Drapés dans les maillots
Le scandale organisé en Italie autour de l'arbitrage du huitième de finale de Daejeon est particulièrement inquiétant. Il ne se contente pas d'exonérer les joueurs et l'entraîneur de toute implication dans la défaite (voir Arbitres : le procès continue), il révèle aussi une xénophobie notoire, qui s'est déchaînée dans les médias et dans la bouche des hommes politiques, innombrables pour saisir cette occasion d'exercer leurs talents de démagogues, certains de l'adhésion du peuple.
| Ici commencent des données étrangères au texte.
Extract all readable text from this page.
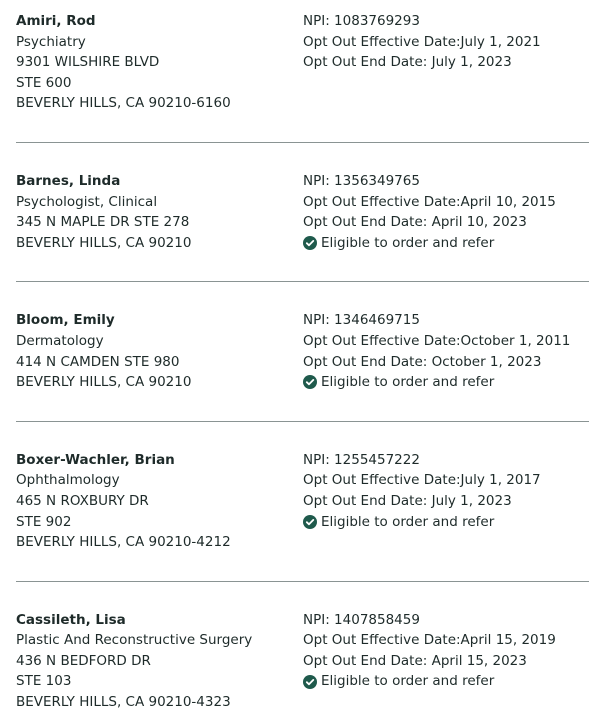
Amiri, Rod
Psychiatry
9301 WILSHIRE BLVD
STE 600
BEVERLY HILLS, CA 90210-6160
NPI: 1083769293
Opt Out Effective Date:July 1, 2021
Opt Out End Date: July 1, 2023
Barnes, Linda
Psychologist, Clinical
345 N MAPLE DR STE 278
BEVERLY HILLS, CA 90210
NPI: 1356349765
Opt Out Effective Date:April 10, 2015
Opt Out End Date: April 10, 2023
Eligible to order and refer
Bloom, Emily
Dermatology
414 N CAMDEN STE 980
BEVERLY HILLS, CA 90210
NPI: 1346469715
Opt Out Effective Date:October 1, 2011
Opt Out End Date: October 1, 2023
Eligible to order and refer
Boxer-Wachler, Brian
Ophthalmology
465 N ROXBURY DR
STE 902
BEVERLY HILLS, CA 90210-4212
NPI: 1255457222
Opt Out Effective Date:July 1, 2017
Opt Out End Date: July 1, 2023
Eligible to order and refer
Cassileth, Lisa
Plastic And Reconstructive Surgery
436 N BEDFORD DR
STE 103
BEVERLY HILLS, CA 90210-4323
NPI: 1407858459
Opt Out Effective Date:April 15, 2019
Opt Out End Date: April 15, 2023
Eligible to order and refer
Les invectives en Une des journaux, les propos sur le physique même de l'arbitre équatorien, le mépris pour son pays, les accusations de complot sont autant de manifestations très inquiétantes d'un nationalisme aux relents nauséabonds qui rejette la responsabilité de tous les malheurs sur un responsable désigné vaguement comme un métèque, arbitre ou attaquant adverse. Le "licenciement" de Ahn Jung-hwan par le président de Pérouse et les propos lamentables de ce dernier (que l'entraîneur a essayé de rattraper) ont ouvert le bal d'une bien vilaine façon.
On sombre ensuite dans le grotesque, lorsque la RAI déclare envisager une action en justice contre la FIFA pour obtenir le remboursement des dommages financiers subis (AFP, 20/06). Plus grave encore, le secrétaire d'état chargé des sports a annoncé l'intention du gouvernement de limiter le nombre de non-communautaires dans les clubs. Cette mesure, discutable dans son principe, est lamentable dans ce contexte car explicitement présentée comme une réponse à l'élimination des Azzurris. Réflexes nationalistes, repli identitaire, dénonciation d'un bouc émissaire, rejet de ses propres responsabilités… Le tableau est particulièrement évocateur dans l'Italie de Berlusconi et de ses alliés politiques.
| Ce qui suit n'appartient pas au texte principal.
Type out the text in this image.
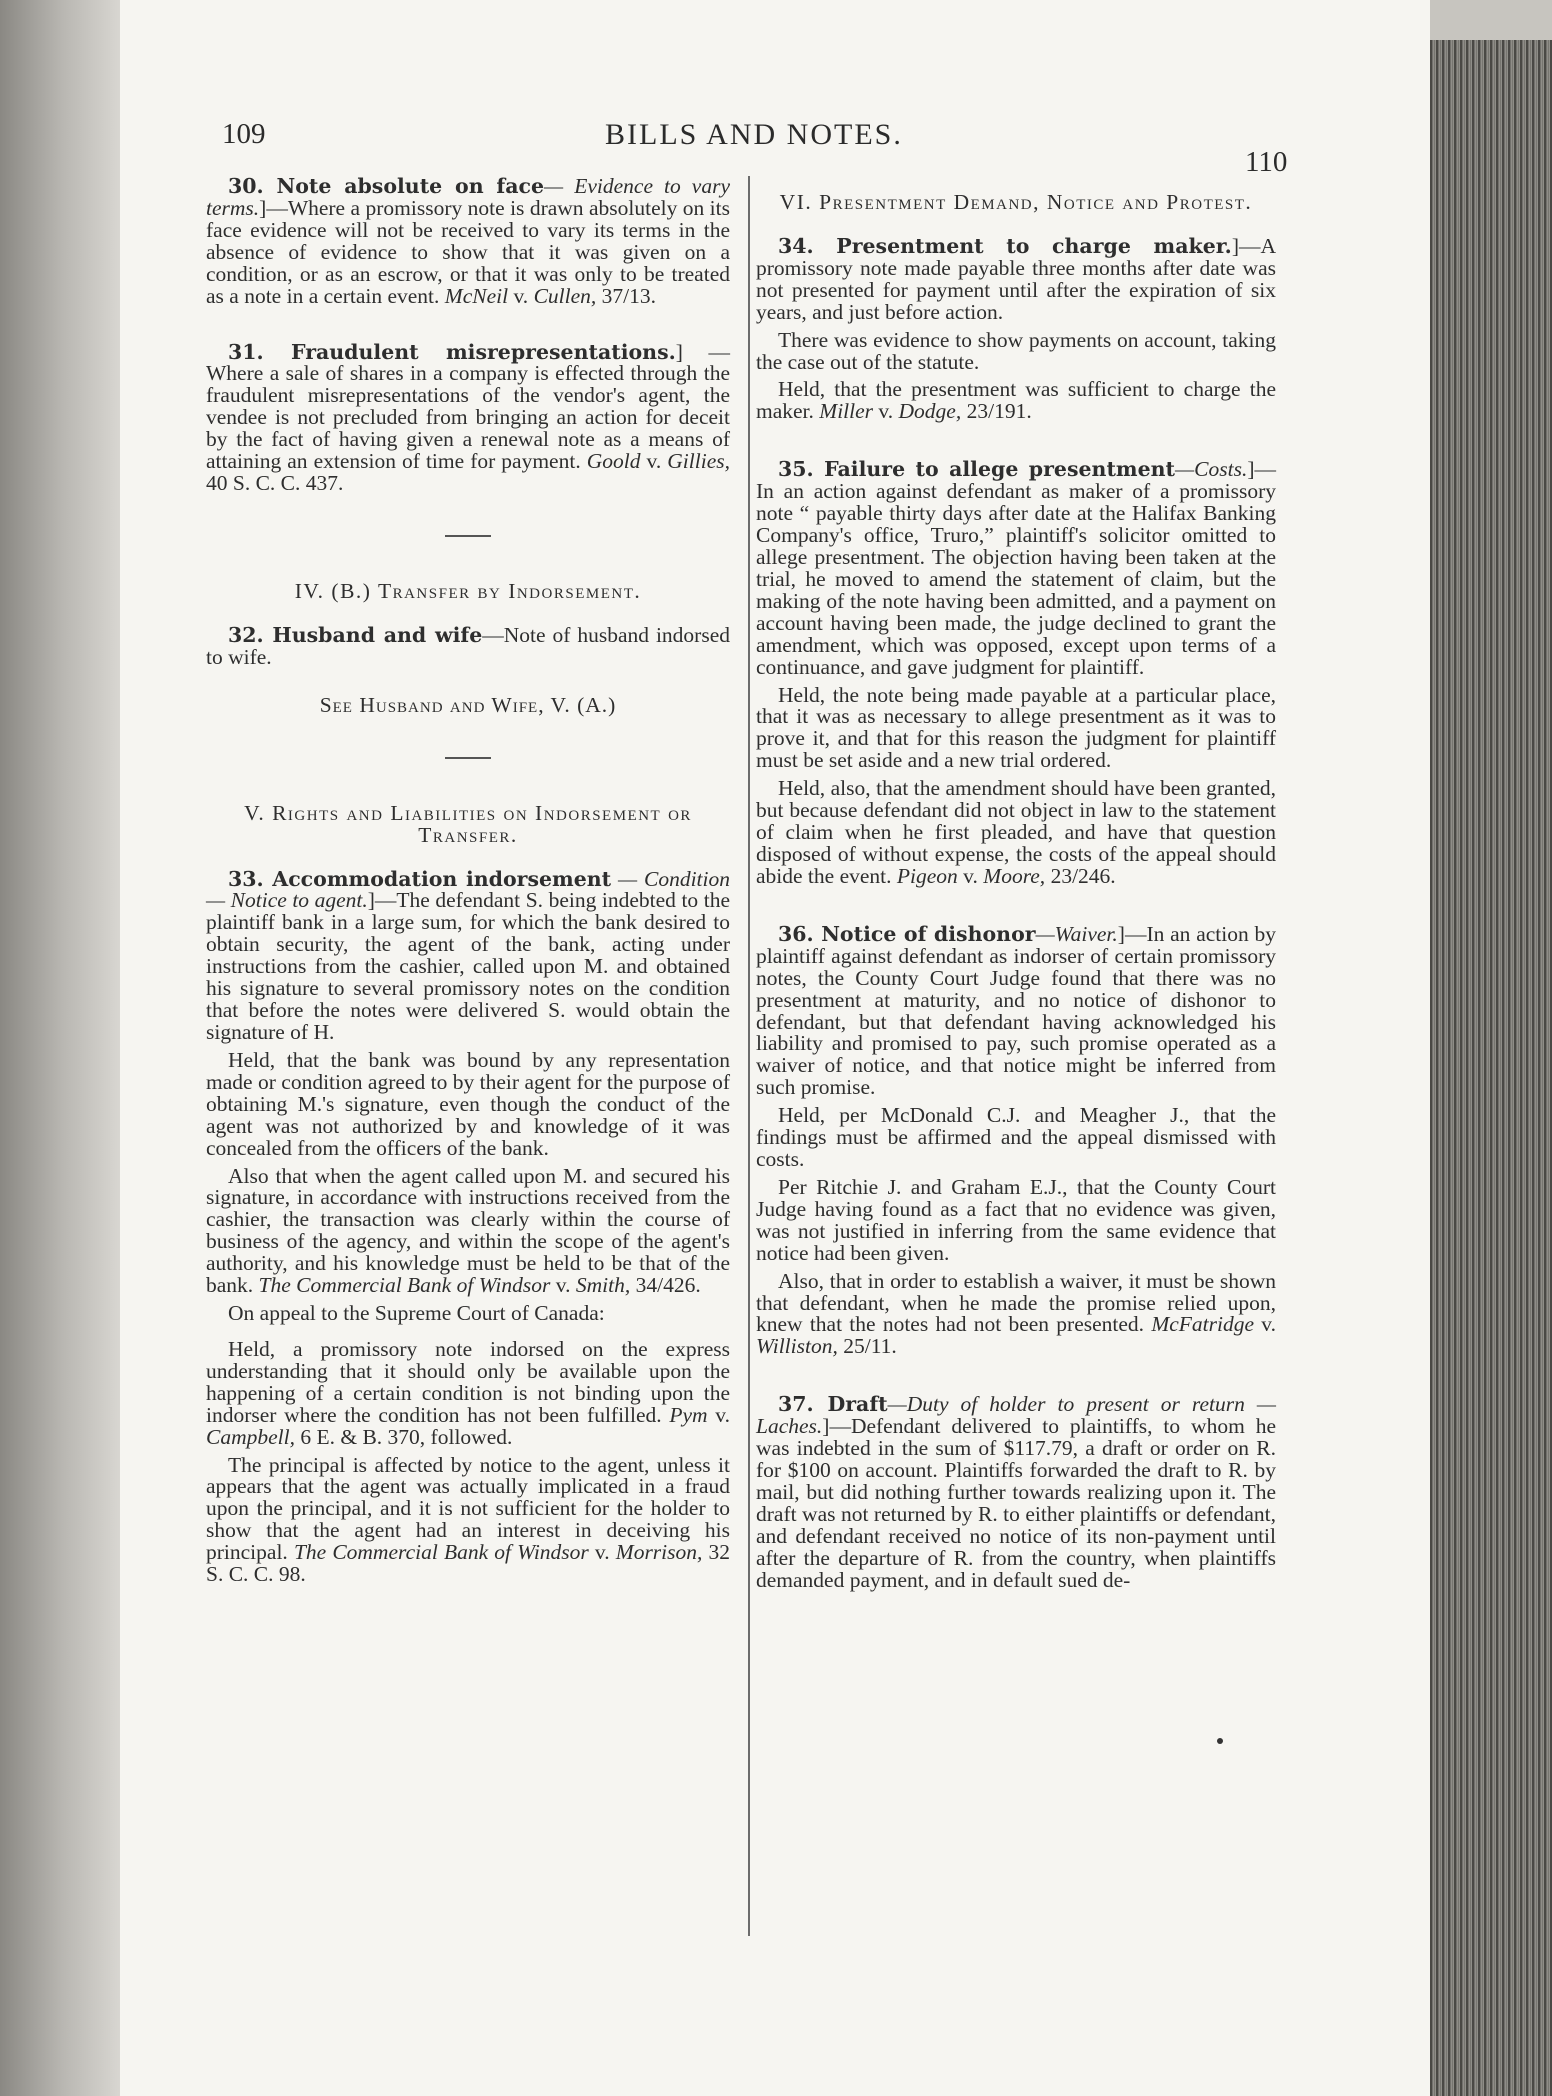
109	BILLS AND NOTES.
110

30. Note absolute on face— Evidence to vary terms.]—Where a promissory note is drawn absolutely on its face evidence will not be received to vary its terms in the absence of evidence to show that it was given on a condition, or as an escrow, or that it was only to be treated as a note in a certain event. McNeil v. Cullen, 37/13.

31. Fraudulent misrepresentations.] — Where a sale of shares in a company is effected through the fraudulent misrepresentations of the vendor's agent, the vendee is not precluded from bringing an action for deceit by the fact of having given a renewal note as a means of attaining an extension of time for payment. Goold v. Gillies, 40 S. C. C. 437.

IV. (B.) Transfer by Indorsement.

32. Husband and wife—Note of husband indorsed to wife.

See Husband and Wife, V. (A.)
V. Rights and Liabilities on Indorsement or Transfer.

33. Accommodation indorsement — Condition — Notice to agent.]—The defendant S. being indebted to the plaintiff bank in a large sum, for which the bank desired to obtain security, the agent of the bank, acting under instructions from the cashier, called upon M. and obtained his signature to several promissory notes on the condition that before the notes were delivered S. would obtain the signature of H.

Held, that the bank was bound by any representation made or condition agreed to by their agent for the purpose of obtaining M.'s signature, even though the conduct of the agent was not authorized by and knowledge of it was concealed from the officers of the bank.

Also that when the agent called upon M. and secured his signature, in accordance with instructions received from the cashier, the transaction was clearly within the course of business of the agency, and within the scope of the agent's authority, and his knowledge must be held to be that of the bank. The Commercial Bank of Windsor v. Smith, 34/426.

On appeal to the Supreme Court of Canada:

Held, a promissory note indorsed on the express understanding that it should only be available upon the happening of a certain condition is not binding upon the indorser where the condition has not been fulfilled. Pym v. Campbell, 6 E. & B. 370, followed.

The principal is affected by notice to the agent, unless it appears that the agent was actually implicated in a fraud upon the principal, and it is not sufficient for the holder to show that the agent had an interest in deceiving his principal. The Commercial Bank of Windsor v. Morrison, 32 S. C. C. 98.

VI. Presentment Demand, Notice and Protest.

34. Presentment to charge maker.]—A promissory note made payable three months after date was not presented for payment until after the expiration of six years, and just before action.

There was evidence to show payments on account, taking the case out of the statute.

Held, that the presentment was sufficient to charge the maker. Miller v. Dodge, 23/191.

35. Failure to allege presentment—Costs.]—In an action against defendant as maker of a promissory note “ payable thirty days after date at the Halifax Banking Company's office, Truro,” plaintiff's solicitor omitted to allege presentment. The objection having been taken at the trial, he moved to amend the statement of claim, but the making of the note having been admitted, and a payment on account having been made, the judge declined to grant the amendment, which was opposed, except upon terms of a continuance, and gave judgment for plaintiff.

Held, the note being made payable at a particular place, that it was as necessary to allege presentment as it was to prove it, and that for this reason the judgment for plaintiff must be set aside and a new trial ordered.

Held, also, that the amendment should have been granted, but because defendant did not object in law to the statement of claim when he first pleaded, and have that question disposed of without expense, the costs of the appeal should abide the event. Pigeon v. Moore, 23/246.

36. Notice of dishonor—Waiver.]—In an action by plaintiff against defendant as indorser of certain promissory notes, the County Court Judge found that there was no presentment at maturity, and no notice of dishonor to defendant, but that defendant having acknowledged his liability and promised to pay, such promise operated as a waiver of notice, and that notice might be inferred from such promise.

Held, per McDonald C.J. and Meagher J., that the findings must be affirmed and the appeal dismissed with costs.

Per Ritchie J. and Graham E.J., that the County Court Judge having found as a fact that no evidence was given, was not justified in inferring from the same evidence that notice had been given.

Also, that in order to establish a waiver, it must be shown that defendant, when he made the promise relied upon, knew that the notes had not been presented. McFatridge v. Williston, 25/11.

37. Draft—Duty of holder to present or return — Laches.]—Defendant delivered to plaintiffs, to whom he was indebted in the sum of $117.79, a draft or order on R. for $100 on account. Plaintiffs forwarded the draft to R. by mail, but did nothing further towards realizing upon it. The draft was not returned by R. to either plaintiffs or defendant, and defendant received no notice of its non-payment until after the departure of R. from the country, when plaintiffs demanded payment, and in default sued de-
Il serait cependant trop facile de ne jeter la pierre qu'aux Italiens. En France, la catastrophe nationale de l'élimination des Bleus a souligné l'importance irrationnelle prise par le football dans notre pays, jusque-là plutôt modéré en la matière. L'omniprésence des responsables politiques auprès des sélections (anglaise, française ou allemande) est également frappante. Rappelons aussi les connotations données à l'affrontement entre l'Angleterre et l'Argentine, et les émeutes de Moscou après une simple défaite. Plus loin de nous mais au cœur de l'événement, les manifestations de joie des Coréens ont atteint au fanatisme (que l'on pense au supporter qui s'est immolé par le feu avant le match contre l'Italie). Ces marées humaines monochromes et survoltées par le résultat d'un match de football nous tendent justement le miroir de notre propre joie collective de 1998, et il serait ethnocentrique d'y voir un stade d'abrutissement dont nous serions loin.
L'image de la Coupe du monde comme grande fête fraternelle des Nations en prend un coup, et l'on peine à voir une évolution positive correspondant à l'affaiblissement du conditionnement cocardier au profit de l'amour du jeu et des belles équipes. Le culte de la victoire tel que l'exacerbent dans le sport les systèmes de valeurs de nos sociétés investit le Mondial d'enjeux qui le dépassent largement, et en font le terrain d'une guerre symbolique outrancière qui piétine la sportivité. Ce n'est évidemment pas une découverte, mais il était permis de penser que le 21e siècle pouvait être celui d'un sport progressivement débarrassé de ses hardes patriotiques, fût-ce au profit d'un sport-spectacle mondialisé (le culte des stars est effectivement transnational, mais on ne peut pas dire qu'elles soient à l'honneur dans cette compétition, à l'exception de Beckham, de Raul et des Brésiliens).
C'est paradoxalement une Coupe du monde épargnée par le hooliganisme, habituel ferment de nationalisme et de xénophobie, qui rappelle combien ces deux dérives se sont répandues et banalisées au travers du football dans des sphères bien plus larges et familières.